The jugal is a skull bone found in most reptiles, amphibians and birds.  In mammals, the jugal is often called the malar or zygomatic.  It is connected to the quadratojugal and maxilla, as well as other bones, which may vary by species.

Anatomy 
The jugal bone is located on either side of the skull in the circumorbital region. It is the origin of several masticatory muscles in the skull. The jugal and lacrimal bones are the only two remaining from the ancestral circumorbital series: the prefrontal, postfrontal, postorbital, jugal, and lacrimal bones.

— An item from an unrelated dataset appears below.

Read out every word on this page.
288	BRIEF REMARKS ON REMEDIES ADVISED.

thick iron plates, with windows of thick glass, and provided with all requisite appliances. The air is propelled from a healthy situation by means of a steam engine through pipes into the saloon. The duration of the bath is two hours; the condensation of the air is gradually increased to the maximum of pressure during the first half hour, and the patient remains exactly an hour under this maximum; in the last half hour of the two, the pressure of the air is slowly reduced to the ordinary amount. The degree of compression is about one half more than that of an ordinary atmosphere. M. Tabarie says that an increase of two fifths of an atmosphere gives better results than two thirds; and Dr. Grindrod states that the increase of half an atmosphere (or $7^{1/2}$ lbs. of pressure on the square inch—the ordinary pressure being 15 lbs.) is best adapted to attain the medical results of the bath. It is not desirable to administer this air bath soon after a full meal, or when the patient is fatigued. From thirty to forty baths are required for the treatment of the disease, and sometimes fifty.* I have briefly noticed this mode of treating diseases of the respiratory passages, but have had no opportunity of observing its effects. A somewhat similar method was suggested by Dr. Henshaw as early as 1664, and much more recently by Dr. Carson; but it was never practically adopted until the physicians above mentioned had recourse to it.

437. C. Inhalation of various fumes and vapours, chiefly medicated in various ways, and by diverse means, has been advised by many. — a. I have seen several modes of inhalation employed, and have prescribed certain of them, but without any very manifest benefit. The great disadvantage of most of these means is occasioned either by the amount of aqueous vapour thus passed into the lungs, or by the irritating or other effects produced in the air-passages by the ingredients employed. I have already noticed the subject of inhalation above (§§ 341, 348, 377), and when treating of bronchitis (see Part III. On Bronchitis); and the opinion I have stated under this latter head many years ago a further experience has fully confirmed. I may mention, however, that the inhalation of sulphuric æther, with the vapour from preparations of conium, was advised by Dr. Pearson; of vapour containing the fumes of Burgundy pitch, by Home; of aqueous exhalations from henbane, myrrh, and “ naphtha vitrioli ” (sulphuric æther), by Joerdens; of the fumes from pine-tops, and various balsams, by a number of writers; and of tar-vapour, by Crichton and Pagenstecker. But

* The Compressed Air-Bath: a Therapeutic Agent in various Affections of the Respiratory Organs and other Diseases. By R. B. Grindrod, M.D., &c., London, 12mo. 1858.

During development, the jugal bone originates from dermal bone.

In dinosaurs 
This bone is considered key in the determination of general traits in cases in which the entire skull has not been found intact (for instance, as with dinosaurs in paleontology). In some dinosaur genera the jugal also forms part of the lower margin of either the antorbital fenestra or the infratemporal fenestra, or both.  Most commonly, this bone articulates with the quadratojugal, the postorbital, the lacrimal, and the maxilla.  In horned dinosaurs, like Pentaceratops, the jugal bone is thick and comes to a point, which has led paleontologists to refer to it as the "jugal horn".

Function

In reptiles 
In non-avian dinosaurs, the jugal bone functioned as passive structural support during biting, and not as a site of jaw muscle attachment. In extant reptiles, the jugal bone continues to form the orbit of the eye and provide passive structural support.

In birds 
While the jugal bone is thick and straplike in most other reptiles, the jugal bone is thin and strutlike in birds. This is thought to reduce the weight of the skull and facilitate cranial kinesis.

In mammals 
In mammals, including humans, the jugal bone is more commonly referred to as the zygoma. It assists in constructing the facial contour, protecting the eye from damage, and providing attachment sites for facial muscles. The zygoma provides important functions as the origin of the masseter muscle and as a point of resistance for masticatory forces. Preliminary studies also indicate that variation in zygomatic structure may be useful in determining ancestral origins of modern human populations.